Don’t worry, Fellow Worker,
all we’re going to need
from now on is guts.
-Frank Little
Hellraisers Journal, Thursday April 11, 1918
From The Liberator – I. W. W. Secretary on Tulsa Mob Violence
Tulsa, November 9th
[EDITOR’S NOTE:-In this story of persecution and outrage at Tulsa, Oklahoma, told in the sworn statement of one of the victims, there is direct and detailed evidence of one of the most menacing by-products of the war. Here in Tulsa, as in Bisbee and Butte and Cincinnati, patriotic fervor was used by employers with the connivance or open co-operation of local officials, as a mask for utterly lawless attacks upon workingmen who attempted to organize for better conditions. This false resort to loyalty on the part of certain war profiteers is emphasized in the recent report of the President’s Mediation Commission. These cowardly masked upper-class mobs, calling themselves “Knights of Liberty” and mumbling hypocritical words about “the women and children of Belgium,” will not succeed in terrorizing the labor movement of America, nor will they tend to make it more patriotic.]

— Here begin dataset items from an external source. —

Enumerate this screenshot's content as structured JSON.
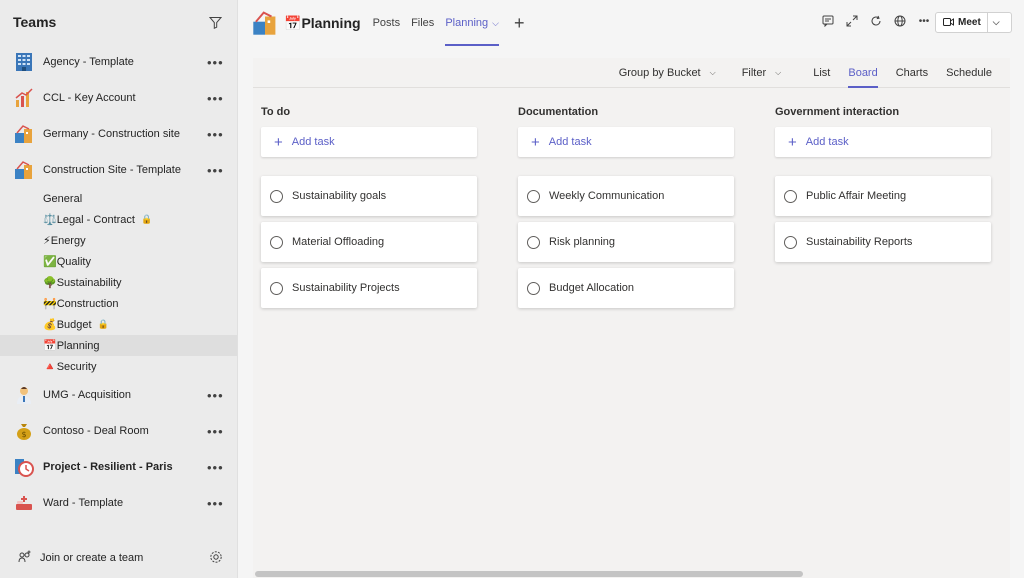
{
  "sidebar": {
    "title": "Teams",
    "teams": [
      {
        "name": "Agency - Template",
        "icon": "building-icon"
      },
      {
        "name": "CCL - Key Account",
        "icon": "chart-icon"
      },
      {
        "name": "Germany - Construction site",
        "icon": "construction-icon"
      },
      {
        "name": "Construction Site - Template",
        "icon": "construction-icon"
      }
    ],
    "channels": [
      {
        "label": "General",
        "emoji": ""
      },
      {
        "label": "Legal - Contract",
        "emoji": "⚖️",
        "locked": true
      },
      {
        "label": "Energy",
        "emoji": "⚡"
      },
      {
        "label": "Quality",
        "emoji": "✅"
      },
      {
        "label": "Sustainability",
        "emoji": "🌳"
      },
      {
        "label": "Construction",
        "emoji": "🚧"
      },
      {
        "label": "Budget",
        "emoji": "💰",
        "locked": true
      },
      {
        "label": "Planning",
        "emoji": "📅"
      },
      {
        "label": "Security",
        "emoji": "🔺"
      }
    ],
    "more_teams": [
      {
        "name": "UMG - Acquisition",
        "icon": "person-icon"
      },
      {
        "name": "Contoso - Deal Room",
        "icon": "money-bag-icon"
      },
      {
        "name": "Project - Resilient - Paris",
        "icon": "clock-icon",
        "bold": true
      },
      {
        "name": "Ward - Template",
        "icon": "medical-icon"
      }
    ],
    "footer_label": "Join or create a team",
    "more_glyph": "•••",
    "lock_glyph": "🔒"
  },
  "topbar": {
    "title_emoji": "📅",
    "title": "Planning",
    "tabs": [
      "Posts",
      "Files",
      "Planning"
    ],
    "active_tab_caret": "⌵",
    "add_tab_glyph": "+",
    "meet_label": "Meet",
    "more_glyph": "•••"
  },
  "planner": {
    "toolbar": {
      "group_by": "Group by Bucket",
      "filter": "Filter",
      "views": [
        "List",
        "Board",
        "Charts",
        "Schedule"
      ],
      "active_view": "Board"
    },
    "add_task_label": "Add task",
    "buckets": [
      {
        "title": "To do",
        "tasks": [
          "Sustainability goals",
          "Material Offloading",
          "Sustainability Projects"
        ]
      },
      {
        "title": "Documentation",
        "tasks": [
          "Weekly Communication",
          "Risk planning",
          "Budget Allocation"
        ]
      },
      {
        "title": "Government interaction",
        "tasks": [
          "Public Affair Meeting",
          "Sustainability Reports"
        ]
      }
    ]
  },
  "colors": {
    "accent": "#5b5fc7",
    "sidebar_bg": "#ebebeb",
    "pane_bg": "#f3f2f1"
  }
}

On November 9, 1917, seventeen men, taken from the custody of the city police of Tulsa, Oklahoma, were whipped, tarred and feathered, and driven out of the city with a warning never to return.

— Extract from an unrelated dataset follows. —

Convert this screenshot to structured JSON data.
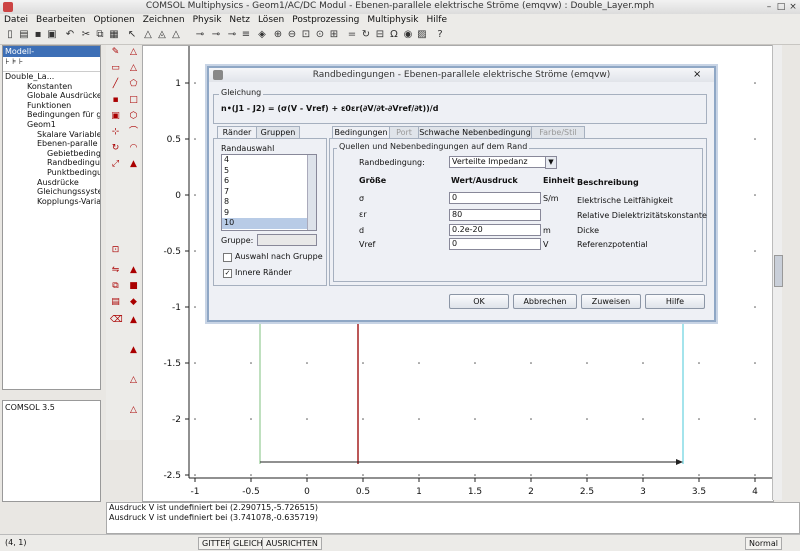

In a letter dated December 21, a resident* of Tulsa, writes:
I think it is only fair to say that the bottom cause of this trouble locally was that a few men, presumably belonging the I. W. W. came into the oil fields something like a year ago and were meeting with considerable success in getting oil-field workers-especially pipe-line and tank builders-to fight for better wages and shorter hours.